El libro se divide en dos partes, dos mitades de un cuerpo que trata de organizarse o mejor, desorganizarse en “un verbo por cumplir”. Los separa un verso extranjero, otra vez Cixous quién esta vez inquiere sobre quién se es y renuncia. Entre escritura y renuncia, Coñuecar, establece un símil de la extranjería y la infancia como lugares de tránsito, batalla, exilio o regreso. Julia Kristeva dice al respecto del sujeto extranjero, que el extranjero está en nosotros. Y es en este punto donde Coñuecar escribe de la extranjera a la niña, de la hija a la amante, del exilio al desarraigo y el/los hablantes ponen en cuestión las identidades fijas y los órdenes de jerarquización, mientras el tejido poético lucha por horadar el silencio y vice/versa en una patria ajena, la infancia, propia pero ya ajena y a la que se visita desde un exilio externo e interno de la mirada, como se vuelve la vista al camino por la apetencia del viaje o para ser un cuerpo otro, en otras fronteras, un cuerpo que en sí mismo es una frontera aferrado al lugar imposible, un lugar que será degastado por la muerte.

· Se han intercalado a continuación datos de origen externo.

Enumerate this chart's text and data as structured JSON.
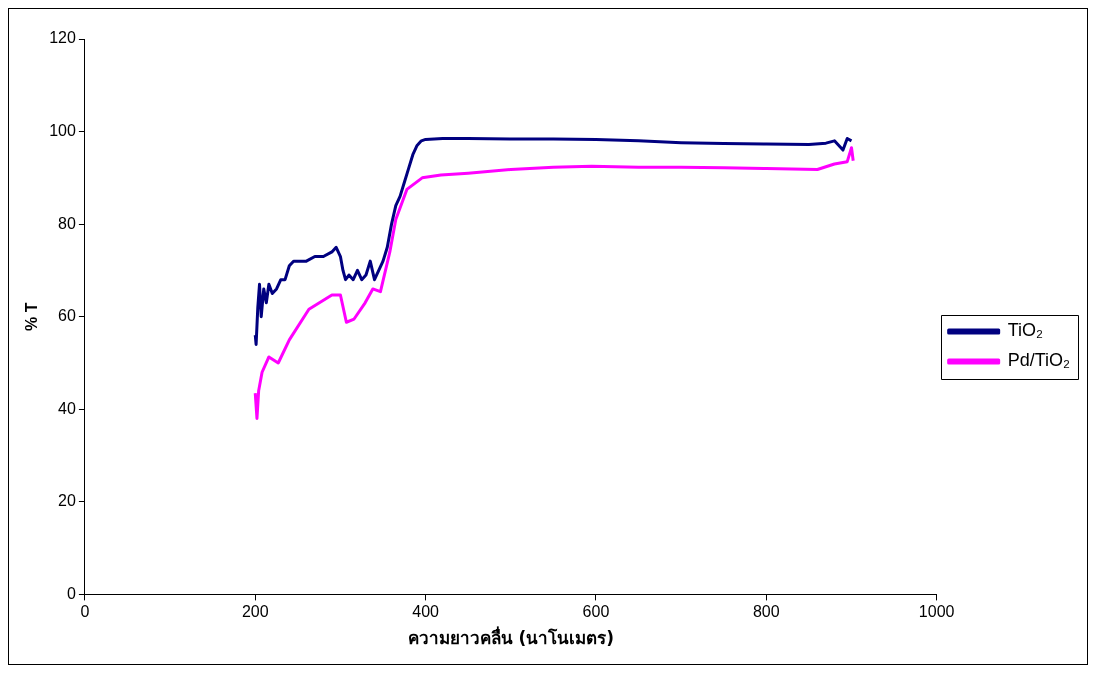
{
  "chart_data": {
    "type": "line",
    "xlabel": "ความยาวคลื่น (นาโนเมตร)",
    "ylabel": "% T",
    "xlim": [
      0,
      1000
    ],
    "xticks": [
      0,
      200,
      400,
      600,
      800,
      1000
    ],
    "ylim": [
      0,
      120
    ],
    "yticks": [
      0,
      20,
      40,
      60,
      80,
      100,
      120
    ],
    "grid": false,
    "legend": "right",
    "marker": "none",
    "line_style": "solid",
    "series": [
      {
        "name": "TiO₂",
        "color": "#000080",
        "x": [
          200,
          201,
          203,
          205,
          207,
          210,
          213,
          216,
          220,
          225,
          230,
          235,
          240,
          245,
          250,
          260,
          270,
          280,
          290,
          295,
          300,
          303,
          306,
          310,
          315,
          320,
          325,
          330,
          335,
          340,
          345,
          350,
          355,
          360,
          365,
          370,
          375,
          380,
          385,
          390,
          395,
          400,
          420,
          450,
          500,
          550,
          600,
          650,
          700,
          750,
          800,
          850,
          870,
          880,
          890,
          895,
          900
        ],
        "values": [
          56,
          54,
          62,
          67,
          60,
          66,
          63,
          67,
          65,
          66,
          68,
          68,
          71,
          72,
          72,
          72,
          73,
          73,
          74,
          75,
          73,
          70,
          68,
          69,
          68,
          70,
          68,
          69,
          72,
          68,
          70,
          72,
          75,
          80,
          84,
          86,
          89,
          92,
          95,
          97,
          98,
          98.3,
          98.5,
          98.5,
          98.4,
          98.4,
          98.3,
          98,
          97.6,
          97.4,
          97.3,
          97.2,
          97.5,
          98,
          96,
          98.5,
          98
        ]
      },
      {
        "name": "Pd/TiO₂",
        "color": "#ff00ff",
        "x": [
          200,
          202,
          204,
          208,
          216,
          227,
          240,
          263,
          290,
          300,
          307,
          316,
          329,
          338,
          347,
          358,
          365,
          378,
          396,
          418,
          450,
          500,
          550,
          595,
          650,
          700,
          750,
          800,
          860,
          880,
          895,
          900,
          902
        ],
        "values": [
          43.5,
          38,
          44,
          48,
          51.3,
          50,
          55,
          61.6,
          64.7,
          64.7,
          58.8,
          59.5,
          63,
          66,
          65.4,
          74,
          81,
          87.5,
          90,
          90.6,
          91,
          91.8,
          92.3,
          92.5,
          92.3,
          92.3,
          92.2,
          92,
          91.8,
          93,
          93.5,
          96.5,
          93.7
        ]
      }
    ]
  }
}
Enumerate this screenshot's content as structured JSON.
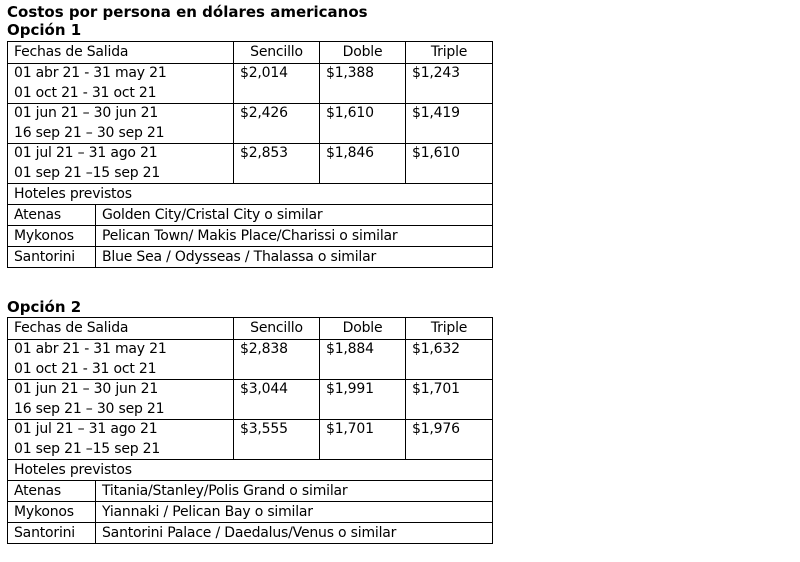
{
  "title": "Costos por persona en dólares americanos",
  "options": [
    {
      "heading": "Opción 1",
      "header": {
        "fechas": "Fechas de Salida",
        "sencillo": "Sencillo",
        "doble": "Doble",
        "triple": "Triple"
      },
      "rows": [
        {
          "date1": "01 abr 21 - 31 may 21",
          "date2": "01 oct 21 - 31 oct 21",
          "sencillo": "$2,014",
          "doble": "$1,388",
          "triple": "$1,243"
        },
        {
          "date1": "01 jun 21 – 30 jun 21",
          "date2": "16 sep 21 – 30 sep 21",
          "sencillo": "$2,426",
          "doble": "$1,610",
          "triple": "$1,419"
        },
        {
          "date1": "01 jul 21 – 31 ago 21",
          "date2": "01 sep 21 –15 sep 21",
          "sencillo": "$2,853",
          "doble": "$1,846",
          "triple": "$1,610"
        }
      ],
      "hoteles_label": "Hoteles previstos",
      "hotels": [
        {
          "city": "Atenas",
          "hotel": "Golden City/Cristal City o similar"
        },
        {
          "city": "Mykonos",
          "hotel": "Pelican Town/ Makis Place/Charissi o similar"
        },
        {
          "city": "Santorini",
          "hotel": "Blue Sea / Odysseas / Thalassa o similar"
        }
      ]
    },
    {
      "heading": "Opción 2",
      "header": {
        "fechas": "Fechas de Salida",
        "sencillo": "Sencillo",
        "doble": "Doble",
        "triple": "Triple"
      },
      "rows": [
        {
          "date1": "01 abr 21 - 31 may 21",
          "date2": "01 oct 21 - 31 oct 21",
          "sencillo": "$2,838",
          "doble": "$1,884",
          "triple": "$1,632"
        },
        {
          "date1": "01 jun 21 – 30 jun 21",
          "date2": "16 sep 21 – 30 sep 21",
          "sencillo": "$3,044",
          "doble": "$1,991",
          "triple": "$1,701"
        },
        {
          "date1": "01 jul 21 – 31 ago 21",
          "date2": "01 sep 21 –15 sep 21",
          "sencillo": "$3,555",
          "doble": "$1,701",
          "triple": "$1,976"
        }
      ],
      "hoteles_label": "Hoteles previstos",
      "hotels": [
        {
          "city": "Atenas",
          "hotel": "Titania/Stanley/Polis Grand o similar"
        },
        {
          "city": "Mykonos",
          "hotel": "Yiannaki /  Pelican Bay o similar"
        },
        {
          "city": "Santorini",
          "hotel": "Santorini Palace / Daedalus/Venus o similar"
        }
      ]
    }
  ]
}
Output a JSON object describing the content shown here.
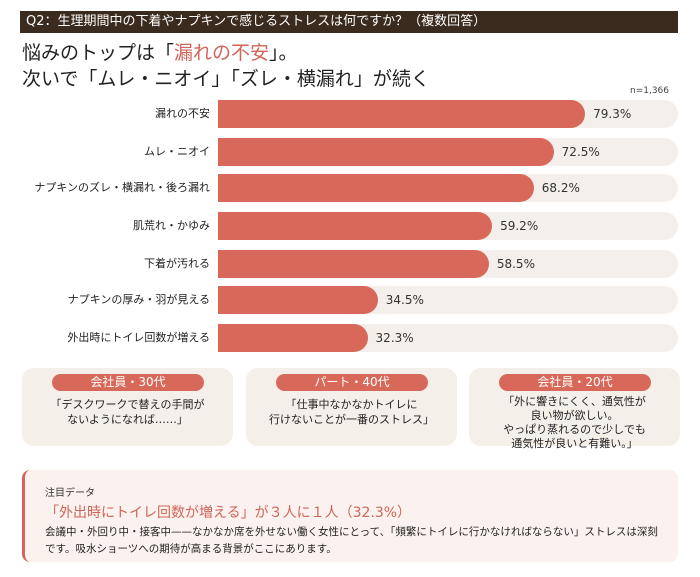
{
  "header": {
    "question": "Q2：生理期間中の下着やナプキンで感じるストレスは何ですか？（複数回答）"
  },
  "headline": {
    "line1_pre": "悩みのトップは「",
    "line1_accent": "漏れの不安",
    "line1_post": "」。",
    "line2": "次いで「ムレ・ニオイ」「ズレ・横漏れ」が続く"
  },
  "colors": {
    "bar": "#d8695a",
    "track": "#f4efeb",
    "header": "#3b2a1e",
    "accent": "#d0655a"
  },
  "chart_data": {
    "type": "bar",
    "orientation": "horizontal",
    "n_label": "n=1,366",
    "xlim": [
      0,
      100
    ],
    "categories": [
      "漏れの不安",
      "ムレ・ニオイ",
      "ナプキンのズレ・横漏れ・後ろ漏れ",
      "肌荒れ・かゆみ",
      "下着が汚れる",
      "ナプキンの厚み・羽が見える",
      "外出時にトイレ回数が増える"
    ],
    "values": [
      79.3,
      72.5,
      68.2,
      59.2,
      58.5,
      34.5,
      32.3
    ],
    "value_labels": [
      "79.3%",
      "72.5%",
      "68.2%",
      "59.2%",
      "58.5%",
      "34.5%",
      "32.3%"
    ]
  },
  "cards": [
    {
      "tag": "会社員・30代",
      "quote": "「デスクワークで替えの手間が\nないようになれば……」"
    },
    {
      "tag": "パート・40代",
      "quote": "「仕事中なかなかトイレに\n行けないことが一番のストレス」"
    },
    {
      "tag": "会社員・20代",
      "quote": "「外に響きにくく、通気性が\n良い物が欲しい。\nやっぱり蒸れるので少しでも\n通気性が良いと有難い。」"
    }
  ],
  "note": {
    "label": "注目データ",
    "headline": "「外出時にトイレ回数が増える」が３人に１人（32.3%）",
    "body": "会議中・外回り中・接客中——なかなか席を外せない働く女性にとって、「頻繁にトイレに行かなければならない」ストレスは深刻です。吸水ショーツへの期待が高まる背景がここにあります。"
  }
}
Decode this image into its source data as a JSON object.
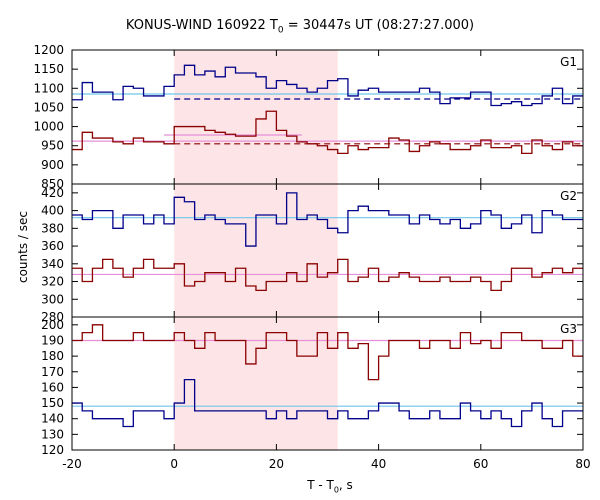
{
  "title_prefix": "KONUS-WIND 160922 T",
  "title_sub": "0",
  "title_suffix": " = 30447s UT (08:27:27.000)",
  "ylabel": "counts / sec",
  "xlabel_prefix": "T - T",
  "xlabel_sub": "0",
  "xlabel_suffix": ", s",
  "chart_data": {
    "type": "line",
    "description_style": "step histograms in three stacked panels",
    "x_axis": {
      "range": [
        -20,
        80
      ],
      "ticks": [
        -20,
        0,
        20,
        40,
        60,
        80
      ]
    },
    "shaded_interval": {
      "x": [
        0,
        32
      ],
      "color": "#fde4e6"
    },
    "bin_edges": [
      -20,
      -18,
      -16,
      -14,
      -12,
      -10,
      -8,
      -6,
      -4,
      -2,
      0,
      2,
      4,
      6,
      8,
      10,
      12,
      14,
      16,
      18,
      20,
      22,
      24,
      26,
      28,
      30,
      32,
      34,
      36,
      38,
      40,
      42,
      44,
      46,
      48,
      50,
      52,
      54,
      56,
      58,
      60,
      62,
      64,
      66,
      68,
      70,
      72,
      74,
      76,
      78,
      80
    ],
    "panels": [
      {
        "name": "G1",
        "ylim": [
          850,
          1200
        ],
        "yticks": [
          850,
          900,
          950,
          1000,
          1050,
          1100,
          1150,
          1200
        ],
        "series": [
          {
            "color": "#00008b",
            "values": [
              1070,
              1115,
              1090,
              1090,
              1070,
              1105,
              1100,
              1080,
              1080,
              1105,
              1135,
              1160,
              1135,
              1145,
              1130,
              1155,
              1140,
              1140,
              1130,
              1100,
              1120,
              1110,
              1100,
              1090,
              1100,
              1120,
              1125,
              1080,
              1095,
              1100,
              1090,
              1090,
              1090,
              1090,
              1100,
              1090,
              1060,
              1075,
              1075,
              1090,
              1090,
              1055,
              1060,
              1065,
              1055,
              1060,
              1080,
              1100,
              1060,
              1080
            ],
            "background_level": 1072,
            "background_style": "dashed",
            "fit_level": 1085,
            "fit_color": "#6ec6ea"
          },
          {
            "color": "#8b0000",
            "values": [
              940,
              985,
              970,
              970,
              960,
              955,
              970,
              960,
              960,
              955,
              1000,
              1000,
              1000,
              990,
              985,
              980,
              975,
              975,
              1020,
              1040,
              990,
              975,
              960,
              955,
              950,
              940,
              930,
              950,
              940,
              945,
              945,
              970,
              965,
              935,
              950,
              960,
              955,
              940,
              940,
              950,
              965,
              945,
              945,
              950,
              930,
              965,
              950,
              940,
              960,
              950
            ],
            "background_level": 955,
            "background_style": "dashed",
            "fit_level": 962,
            "fit_color": "#e58fd8",
            "fit_segment": {
              "x": [
                -2,
                25
              ],
              "level": 978
            }
          }
        ]
      },
      {
        "name": "G2",
        "ylim": [
          280,
          430
        ],
        "yticks": [
          280,
          300,
          320,
          340,
          360,
          380,
          400,
          420
        ],
        "series": [
          {
            "color": "#00008b",
            "values": [
              395,
              390,
              400,
              400,
              380,
              395,
              395,
              385,
              395,
              385,
              415,
              410,
              390,
              395,
              390,
              385,
              385,
              360,
              395,
              395,
              385,
              420,
              390,
              395,
              390,
              380,
              375,
              400,
              405,
              400,
              400,
              395,
              395,
              385,
              395,
              390,
              385,
              390,
              380,
              385,
              400,
              395,
              380,
              385,
              395,
              375,
              400,
              395,
              390,
              390
            ],
            "fit_level": 392,
            "fit_color": "#6ec6ea"
          },
          {
            "color": "#8b0000",
            "values": [
              335,
              320,
              335,
              345,
              335,
              325,
              335,
              345,
              335,
              335,
              340,
              315,
              320,
              330,
              330,
              320,
              335,
              315,
              310,
              320,
              320,
              330,
              320,
              340,
              325,
              330,
              345,
              320,
              325,
              335,
              320,
              325,
              330,
              325,
              320,
              320,
              325,
              320,
              320,
              325,
              320,
              310,
              320,
              335,
              335,
              325,
              330,
              335,
              330,
              335
            ],
            "fit_level": 328,
            "fit_color": "#e58fd8"
          }
        ]
      },
      {
        "name": "G3",
        "ylim": [
          120,
          205
        ],
        "yticks": [
          120,
          130,
          140,
          150,
          160,
          170,
          180,
          190,
          200
        ],
        "series": [
          {
            "color": "#8b0000",
            "values": [
              190,
              195,
              200,
              190,
              190,
              190,
              195,
              190,
              190,
              190,
              195,
              190,
              185,
              195,
              190,
              190,
              190,
              175,
              185,
              195,
              195,
              190,
              180,
              180,
              195,
              185,
              195,
              185,
              188,
              165,
              180,
              190,
              190,
              190,
              185,
              190,
              190,
              185,
              195,
              188,
              190,
              185,
              195,
              195,
              190,
              190,
              185,
              185,
              190,
              180
            ],
            "fit_level": 190,
            "fit_color": "#e58fd8"
          },
          {
            "color": "#00008b",
            "values": [
              150,
              145,
              140,
              140,
              140,
              135,
              145,
              145,
              145,
              140,
              150,
              165,
              145,
              145,
              145,
              145,
              145,
              145,
              145,
              140,
              145,
              140,
              145,
              145,
              145,
              140,
              145,
              140,
              140,
              145,
              150,
              150,
              145,
              140,
              140,
              145,
              140,
              140,
              150,
              145,
              140,
              145,
              140,
              135,
              145,
              150,
              140,
              135,
              145,
              145
            ],
            "fit_level": 148,
            "fit_color": "#6ec6ea"
          }
        ]
      }
    ]
  }
}
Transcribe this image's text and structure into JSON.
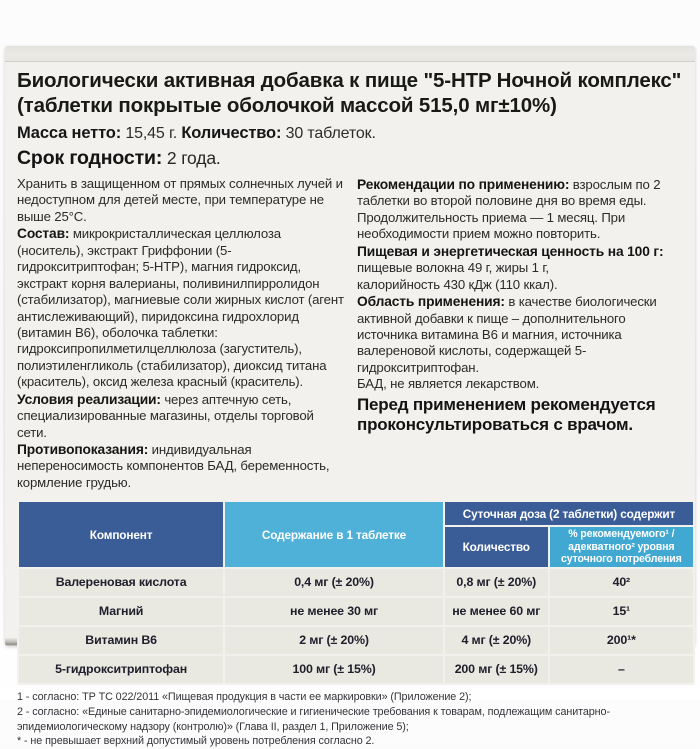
{
  "package": {
    "title_line1": "Биологически активная добавка к пище \"5-HTP Ночной комплекс\"",
    "title_line2": "(таблетки покрытые оболочкой массой 515,0 мг±10%)",
    "net_weight_label": "Масса нетто:",
    "net_weight_value": " 15,45 г. ",
    "quantity_label": "Количество:",
    "quantity_value": " 30 таблеток.",
    "shelf_life_label": "Срок годности:",
    "shelf_life_value": " 2 года.",
    "storage": "Хранить в защищенном от прямых солнечных лучей и недоступном для детей месте, при температуре не выше 25°С.",
    "composition_label": "Состав:",
    "composition_text": " микрокристаллическая целлюлоза (носитель), экстракт Гриффонии (5-гидрокситриптофан; 5-HTP), магния гидроксид, экстракт корня валерианы, поливинилпирролидон (стабилизатор), магниевые соли жирных кислот (агент антислеживающий), пиридоксина гидрохлорид (витамин B6), оболочка таблетки: гидроксипропилметилцеллюлоза (загуститель), полиэтиленгликоль (стабилизатор), диоксид титана (краситель), оксид железа красный (краситель).",
    "sales_label": "Условия реализации:",
    "sales_text": " через аптечную сеть, специализированные магазины, отделы торговой сети.",
    "contraindications_label": "Противопоказания:",
    "contraindications_text": " индивидуальная непереносимость компонентов БАД, беременность, кормление грудью.",
    "recommendations_label": "Рекомендации по применению:",
    "recommendations_text": " взрослым по 2 таблетки во второй половине дня во время еды. Продолжительность приема — 1 месяц. При необходимости прием можно повторить.",
    "nutrition_label": "Пищевая и энергетическая ценность на 100 г:",
    "nutrition_line1": "пищевые волокна 49 г, жиры 1 г,",
    "nutrition_line2": "калорийность 430 кДж (110 ккал).",
    "scope_label": "Область применения:",
    "scope_text": " в качестве биологически активной добавки к пище – дополнительного источника витамина B6 и магния, источника валереновой кислоты, содержащей 5-гидрокситриптофан.",
    "not_medicine": "БАД, не является лекарством.",
    "consult_line1": "Перед применением рекомендуется",
    "consult_line2": "проконсультироваться с врачом."
  },
  "table": {
    "col_component": "Компонент",
    "col_per_tablet": "Содержание в 1 таблетке",
    "col_daily_group": "Суточная доза (2 таблетки) содержит",
    "col_amount": "Количество",
    "col_percent": "% рекомендуемого¹ /адекватного² уровня суточного потребления",
    "rows": [
      {
        "component": "Валереновая кислота",
        "per_tablet": "0,4 мг (± 20%)",
        "daily_amount": "0,8 мг (± 20%)",
        "percent": "40²"
      },
      {
        "component": "Магний",
        "per_tablet": "не менее 30 мг",
        "daily_amount": "не менее 60 мг",
        "percent": "15¹"
      },
      {
        "component": "Витамин B6",
        "per_tablet": "2 мг (± 20%)",
        "daily_amount": "4 мг (± 20%)",
        "percent": "200¹*"
      },
      {
        "component": "5-гидрокситриптофан",
        "per_tablet": "100 мг (± 15%)",
        "daily_amount": "200 мг (± 15%)",
        "percent": "–"
      }
    ]
  },
  "footnotes": [
    "1 - согласно: ТР ТС 022/2011 «Пищевая продукция в части ее маркировки» (Приложение 2);",
    "2 - согласно: «Единые санитарно-эпидемиологические и гигиенические требования к товарам, подлежащим санитарно-эпидемиологическому надзору (контролю)» (Глава II, раздел 1, Приложение 5);",
    "* - не превышает верхний допустимый уровень потребления согласно 2."
  ],
  "colors": {
    "header_dark_blue": "#3b5d97",
    "header_light_blue": "#4fb0d8",
    "header_light_blue2": "#41a8d2",
    "row_background": "#e9e8e1",
    "box_background": "#f2f1ed"
  }
}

El viaje y el abandono, el amor y el abuso, el paisaje inhóspito de la infancia y las vigiladas fronteras se trenzan poéticamente para arrancar la raíz de una palabra donde la madre es la falta y el excedente.
Trasandina es un firmamento intertextual que va por capas formándose como una piedra forjada pausadamente de magma y pulida por una serie de opuestos entre palabra y escritura, desde el estremecimiento de la partida a una hablante que muestra explícitamente aquellas raíces a las se aferra aún intentando ir hacia al hallazgo de esa palabra que se resiste a ser parte del tejido:
“antes de partir me cautivó la Bachmann
me aferré con fuerza a la inefable Pizarnik
al arrojo onanista de la Sexton
a la incompleta dulzura casera de la Plath
tomé las piedras de la Woolf
las ocuparía en caso de que los lobos vinieran en manada,
y todo lo perdí y ya no importó porque Bishop iba conmigo
y sentí las olas en los pechos Storni
el embrujo sensual de la Cixous desvistió la piel
y ese infarto de la Ajmátova
hizo temblar a la Coñuecar
a esa que no conozco”
Debajo de la autora, debajo del hablante poético hay un hablante en segunda persona que ficciona un diálogo, una auto referencia y al mismo tiempo un alejamiento de la mano que escribe, más abajo, está Ivón, que no es la autora, en una situación de inferioridad o alteridad rememorando a Pizarnik, y al mismo tiempo supeditada y desarraigada de un nombre que la nombró antes: La madre.
La madre y la niña como personajes donde se libra una guerra de amor y hambre y del odio, como saldo de la herida.
Me pregunto si Trasandina es un diálogo abierto y al mismo tiempo clausurado con Héléne Cixous, que en el libro “La Risa de la Medusa, Ensayos sobre la escritura” dice: “Ya conocemos la ironía contenida en la dialéctica del amo y el esclavo: no es necesario que el cuerpo del extranjero desaparezca, pero es necesario que su fuerza sea dominada, que vuelva al amo”.
¿Y si el amo es la escritura? ¿El cuerpo primero que moldeóotro fuera de sí, la palabra? Pienso en La Extranjera de Gabriela Mistral, o en Monique Wittig cuando establece que “El lenguaje proyecta haces de realidad sobre el cuerpo social, lo marca y le da forma violentamente”.
Trasandina de Ivonne Coñuecar es un cuerpo urdido lúcidamente con los hilos de viaje poético. Pienso en Yocasta, en la Patagonia, en los cuerpos en tránsito, en las fronteras geográficas, ideológicas, raciales, sexuales y corporales, cuando Coñuecar, versa: “Soy tu Siria, tu Palestina, tu Wallmapu”.